Szaleją na budowie
Tego jeszcze w Polsce nie było: odcinkowy pomiar prędkości ma być zamontowany na placu budowy autostrady A1 Tuszyn – Częstochowa. Czy będzie tak mało skuteczny jak na drogach gotowych?
Odcinek autostrady A1 pomiędzy podłódzkim Tuszynem a Częstochową powstanie w śladzie istniejącej już drogi. GDDKiA nie mogła sobie pozwolić na zamknięcie gierkówki na trzy lata. Obecnie, kiedy ruch odbywa się tam jedną nitką, wiele aut ucieka na równoległą drogę nr 91 przebiegającą przez środek miast i miasteczek. Z kolei na gierkówce jest sporo samochodów, które jeżdżą na zderzaku oraz nie mniejsze grono piratów, którzy jakby nie zauważali, że pędzą przez plac budowy.
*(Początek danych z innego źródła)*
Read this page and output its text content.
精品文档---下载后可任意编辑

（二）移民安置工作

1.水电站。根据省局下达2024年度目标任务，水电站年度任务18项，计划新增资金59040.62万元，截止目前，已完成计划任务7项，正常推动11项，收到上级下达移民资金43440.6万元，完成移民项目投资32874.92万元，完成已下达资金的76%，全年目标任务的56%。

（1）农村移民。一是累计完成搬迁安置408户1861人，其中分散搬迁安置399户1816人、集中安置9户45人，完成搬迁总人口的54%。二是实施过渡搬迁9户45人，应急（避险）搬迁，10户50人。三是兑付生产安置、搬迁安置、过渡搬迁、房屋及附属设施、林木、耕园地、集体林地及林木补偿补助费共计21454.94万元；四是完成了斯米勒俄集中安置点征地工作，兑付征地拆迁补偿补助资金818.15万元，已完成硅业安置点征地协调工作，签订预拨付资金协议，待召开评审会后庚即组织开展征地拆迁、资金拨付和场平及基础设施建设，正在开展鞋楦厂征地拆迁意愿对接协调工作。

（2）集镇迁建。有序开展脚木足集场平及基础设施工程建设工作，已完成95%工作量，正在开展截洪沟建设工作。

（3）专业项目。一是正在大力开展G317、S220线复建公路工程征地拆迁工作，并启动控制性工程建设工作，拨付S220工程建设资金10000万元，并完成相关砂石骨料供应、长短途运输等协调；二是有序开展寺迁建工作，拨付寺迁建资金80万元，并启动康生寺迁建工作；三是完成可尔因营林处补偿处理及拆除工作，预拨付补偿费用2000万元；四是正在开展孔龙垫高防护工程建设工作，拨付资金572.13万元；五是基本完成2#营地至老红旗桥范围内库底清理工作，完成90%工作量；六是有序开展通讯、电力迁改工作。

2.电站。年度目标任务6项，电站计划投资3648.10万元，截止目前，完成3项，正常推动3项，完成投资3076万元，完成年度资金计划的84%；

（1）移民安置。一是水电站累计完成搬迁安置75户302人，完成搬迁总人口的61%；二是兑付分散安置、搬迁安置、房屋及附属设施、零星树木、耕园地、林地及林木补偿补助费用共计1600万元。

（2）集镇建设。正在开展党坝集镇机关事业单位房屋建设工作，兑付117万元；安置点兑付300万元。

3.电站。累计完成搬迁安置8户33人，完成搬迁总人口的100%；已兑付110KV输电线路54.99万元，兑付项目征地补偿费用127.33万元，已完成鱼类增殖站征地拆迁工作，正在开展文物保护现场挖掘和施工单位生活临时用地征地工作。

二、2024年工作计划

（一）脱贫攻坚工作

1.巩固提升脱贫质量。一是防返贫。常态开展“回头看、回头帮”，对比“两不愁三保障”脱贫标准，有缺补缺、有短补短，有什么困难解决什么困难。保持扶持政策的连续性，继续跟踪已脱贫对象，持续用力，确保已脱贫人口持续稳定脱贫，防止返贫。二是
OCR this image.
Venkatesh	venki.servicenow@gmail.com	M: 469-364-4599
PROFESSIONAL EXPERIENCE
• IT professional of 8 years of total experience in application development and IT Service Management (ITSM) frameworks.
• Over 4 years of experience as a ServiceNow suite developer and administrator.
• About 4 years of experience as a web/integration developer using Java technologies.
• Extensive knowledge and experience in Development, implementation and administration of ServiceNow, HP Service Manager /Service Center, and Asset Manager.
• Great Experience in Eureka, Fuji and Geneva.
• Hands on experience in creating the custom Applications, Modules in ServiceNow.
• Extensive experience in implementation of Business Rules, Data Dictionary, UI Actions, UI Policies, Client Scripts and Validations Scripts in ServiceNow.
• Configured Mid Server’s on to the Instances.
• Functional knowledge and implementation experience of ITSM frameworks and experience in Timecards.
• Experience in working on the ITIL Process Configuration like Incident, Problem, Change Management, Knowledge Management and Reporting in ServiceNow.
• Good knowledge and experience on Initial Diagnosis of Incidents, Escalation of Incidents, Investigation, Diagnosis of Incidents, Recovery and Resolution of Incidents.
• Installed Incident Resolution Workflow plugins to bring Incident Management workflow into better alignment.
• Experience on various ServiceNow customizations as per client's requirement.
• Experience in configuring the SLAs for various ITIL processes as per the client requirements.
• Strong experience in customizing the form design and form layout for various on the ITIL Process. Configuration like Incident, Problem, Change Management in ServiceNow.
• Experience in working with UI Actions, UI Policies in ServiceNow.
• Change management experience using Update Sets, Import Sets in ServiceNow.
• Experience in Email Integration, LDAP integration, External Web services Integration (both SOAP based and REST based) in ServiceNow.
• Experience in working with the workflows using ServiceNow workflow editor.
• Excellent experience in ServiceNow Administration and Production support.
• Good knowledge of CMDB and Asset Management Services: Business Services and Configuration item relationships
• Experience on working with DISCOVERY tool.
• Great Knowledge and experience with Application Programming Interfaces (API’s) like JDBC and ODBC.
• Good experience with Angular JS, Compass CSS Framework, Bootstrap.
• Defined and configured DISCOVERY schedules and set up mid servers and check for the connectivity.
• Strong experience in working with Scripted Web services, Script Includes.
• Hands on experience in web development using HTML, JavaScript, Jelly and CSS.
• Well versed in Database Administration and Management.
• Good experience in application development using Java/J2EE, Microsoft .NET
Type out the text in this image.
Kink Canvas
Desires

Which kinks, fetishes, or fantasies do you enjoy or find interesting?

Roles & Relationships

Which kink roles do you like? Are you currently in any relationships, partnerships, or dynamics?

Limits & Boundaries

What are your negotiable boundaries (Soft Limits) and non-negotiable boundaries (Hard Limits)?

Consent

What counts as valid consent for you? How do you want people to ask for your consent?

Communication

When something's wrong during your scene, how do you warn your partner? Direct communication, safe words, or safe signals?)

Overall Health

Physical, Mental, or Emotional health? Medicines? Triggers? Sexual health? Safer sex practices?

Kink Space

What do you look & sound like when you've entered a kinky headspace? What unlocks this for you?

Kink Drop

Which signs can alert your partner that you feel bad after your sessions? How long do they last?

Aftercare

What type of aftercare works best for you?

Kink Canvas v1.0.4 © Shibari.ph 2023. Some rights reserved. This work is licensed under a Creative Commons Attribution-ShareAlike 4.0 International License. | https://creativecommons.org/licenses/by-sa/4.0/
Już teraz jest tam bardzo niebezpiecznie, o czym świadczą liczne wypadki.
Drogowcy obawiają się, że będzie jeszcze gorzej – przez plany Ministerstwa Infrastruktury, które na kończonej właśnie jednej nitce A1 chce zrobić jednojezdniową dwupasmówkę. Jest to możliwe, bo autostrada będzie mieć po trzy pasy w każdą stronę, więc przy wykorzystaniu pasa awaryjnego da się wytyczyć w sumie cztery węższe pasy. – Skoro na starej, dziurawej jezdni niektórzy kierowcy ignorują ograniczenia prędkości, to co będzie, jeśli zaczną korzystać z równej, betonowej dwupasmówki? – pyta jeden z drogowców.
Receptą GDDKiA ma być odcinkowy pomiar prędkości. Zasada działania jest prosta: na początku danego odcinka jest bramownica z urządzeniami czytającymi tablice rejestracyjne wszystkich pojazdów. Na końcu odcinka stoi takie samo urządzenie. Następnie wyliczana jest średnia prędkość jazdy. Jeśli jest wyższa niż
ograniczenie, wówczas kierowca otrzymuje mandat.
Tyle teoria. Nad odcinkowymi pomiarami prędkości czuwa Generalna Inspekcja Transportu Drogowego. Najwyższa Izba Kontroli w swoim raporcie wytknęła, że
„na etapie planowania ani Ministerstwo Infrastruktury, ani GITD nie dokonały kompleksowej analizy potrzeb w zakresie liczby urządzeń rejestrujących i ich lokalizacji”. Nie zorientowano się np., że na opomiarowanych odcinkach musi być jeden limit prędkości, a nie kilka różnych – i w rezultacie, choć chciano pomiarami objąć 10-kilometrowe fragmenty, ich średnia długość to 2,7 km.
Jakby tego było mało, GITD nie ma ludzi do pracy, przez co ponad połowa spraw z ubiegłego roku uległa przedawnieniu (115 tys.). Z kolei, żeby nie zajmować się wszystkimi wykroczeniami, system ustawiono tak, aby wyłapywał przekroczenia prędkości powyżej 30 km na godz.
To prowadzi do niebezpiecznej sytuacji, w której kierowcy mają świadomość, że nieuchronność kary jest fikcją. Trudno wówczas oczekiwać, że odcinkowy pomiar prędkości na budowanej autostradzie A1 przyniesie oczekiwane skutki.
Resort infrastruktury przygotował projekt przepisów mający pomóc w dyscyplinowaniu kierowców i ściąganiu mandatów. Zmiany w prawie miały wejść w życie jeszcze w wakacje, lecz utknęły w Ministerstwie Infrastruktury, gdzie trwają spory o uprawnienia pieszych i automatyczne zabieranie (lub nie) praw jazdy kierowcom, którzy dopuszczalną prędkość przekroczyli o 50 km na godz. niezależnie od kategorii drogi.